Répondant à une question du député de l’opposition Pascal Tsaty-Mabiala sur les marqueurs référentiels de son gouvernement qui permettent de construire une Nation et qui confirmeraient le vivre-ensemble, Clément Mouamba a répliqué que le vivre-ensemble n’est pas une thématique machiavélique: «C’est une préoccupation saine. Il n’est ni une...ni une échappatoire, encore moins un refus du dialogue. C’est une nécessité, une philosophie et un processus qui doit être alimenté par les actes destinés à construire une nation toujours belle, plus prospère, plus juste et plus solidaire».
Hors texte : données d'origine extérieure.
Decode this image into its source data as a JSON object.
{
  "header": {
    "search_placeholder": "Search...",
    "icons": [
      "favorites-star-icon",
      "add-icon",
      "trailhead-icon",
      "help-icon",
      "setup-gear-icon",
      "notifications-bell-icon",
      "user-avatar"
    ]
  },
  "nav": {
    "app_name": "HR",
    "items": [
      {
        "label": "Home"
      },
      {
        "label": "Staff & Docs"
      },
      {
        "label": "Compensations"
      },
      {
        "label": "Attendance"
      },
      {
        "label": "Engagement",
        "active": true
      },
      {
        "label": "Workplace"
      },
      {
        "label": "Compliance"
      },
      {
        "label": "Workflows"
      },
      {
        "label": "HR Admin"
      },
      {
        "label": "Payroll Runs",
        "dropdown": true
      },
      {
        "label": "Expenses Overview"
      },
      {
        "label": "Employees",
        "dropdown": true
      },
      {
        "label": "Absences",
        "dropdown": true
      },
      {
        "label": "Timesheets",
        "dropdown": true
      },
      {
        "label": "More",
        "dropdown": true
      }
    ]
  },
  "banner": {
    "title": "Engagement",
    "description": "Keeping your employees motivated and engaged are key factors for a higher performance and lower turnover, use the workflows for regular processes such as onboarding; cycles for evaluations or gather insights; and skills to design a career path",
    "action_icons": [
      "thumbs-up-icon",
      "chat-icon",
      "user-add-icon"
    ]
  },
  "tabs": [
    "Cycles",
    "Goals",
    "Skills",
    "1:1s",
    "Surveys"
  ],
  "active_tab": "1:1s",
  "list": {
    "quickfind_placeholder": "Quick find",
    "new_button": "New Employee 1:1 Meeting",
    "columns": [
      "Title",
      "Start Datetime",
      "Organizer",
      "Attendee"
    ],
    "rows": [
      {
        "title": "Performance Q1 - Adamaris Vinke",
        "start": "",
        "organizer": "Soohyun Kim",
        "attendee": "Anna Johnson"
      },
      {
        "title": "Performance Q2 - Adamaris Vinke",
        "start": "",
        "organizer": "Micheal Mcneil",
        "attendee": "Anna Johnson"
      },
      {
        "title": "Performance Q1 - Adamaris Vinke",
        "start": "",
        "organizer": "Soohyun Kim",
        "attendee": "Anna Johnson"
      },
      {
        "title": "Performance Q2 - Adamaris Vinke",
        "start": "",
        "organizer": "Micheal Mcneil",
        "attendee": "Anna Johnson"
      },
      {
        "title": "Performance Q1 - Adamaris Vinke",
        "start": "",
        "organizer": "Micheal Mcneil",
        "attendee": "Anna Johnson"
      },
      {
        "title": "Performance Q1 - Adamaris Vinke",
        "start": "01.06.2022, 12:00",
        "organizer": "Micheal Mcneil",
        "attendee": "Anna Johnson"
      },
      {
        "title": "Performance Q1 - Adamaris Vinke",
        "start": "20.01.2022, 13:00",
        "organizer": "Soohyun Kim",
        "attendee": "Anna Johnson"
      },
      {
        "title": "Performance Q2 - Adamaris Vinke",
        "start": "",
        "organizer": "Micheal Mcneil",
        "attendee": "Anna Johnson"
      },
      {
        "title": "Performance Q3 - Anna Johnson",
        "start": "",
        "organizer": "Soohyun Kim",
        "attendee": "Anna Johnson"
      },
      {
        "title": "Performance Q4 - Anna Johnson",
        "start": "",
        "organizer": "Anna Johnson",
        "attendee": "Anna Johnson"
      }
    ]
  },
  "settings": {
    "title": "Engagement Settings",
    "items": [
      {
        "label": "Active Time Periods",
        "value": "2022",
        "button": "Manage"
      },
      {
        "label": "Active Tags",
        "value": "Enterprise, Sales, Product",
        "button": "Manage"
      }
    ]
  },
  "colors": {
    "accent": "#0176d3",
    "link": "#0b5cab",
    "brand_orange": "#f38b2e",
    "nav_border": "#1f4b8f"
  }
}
N’eut été l’astuce trouvée par le président de l’assemblée nationale, Justin Koumba, pour réduire le nombre des questions posées par les députés, la séance qui s’est déroulée dans un climat de sérénité imperturbable, allait durer plus longtemps. En effet, 32 questions formulées par 19 députés à l’endroit de 12 membres du gouvernement ont été reçues par le bureau de l’assemblée nationale qui, en fin de compte, n’a retenu que 10 questions. Et pour cause, «le gouvernement devrait avoir une importante activité, à 14h», avait précisé Justin Koumba, pour justifier l’option choisie. La séance a pris fin à 15h55.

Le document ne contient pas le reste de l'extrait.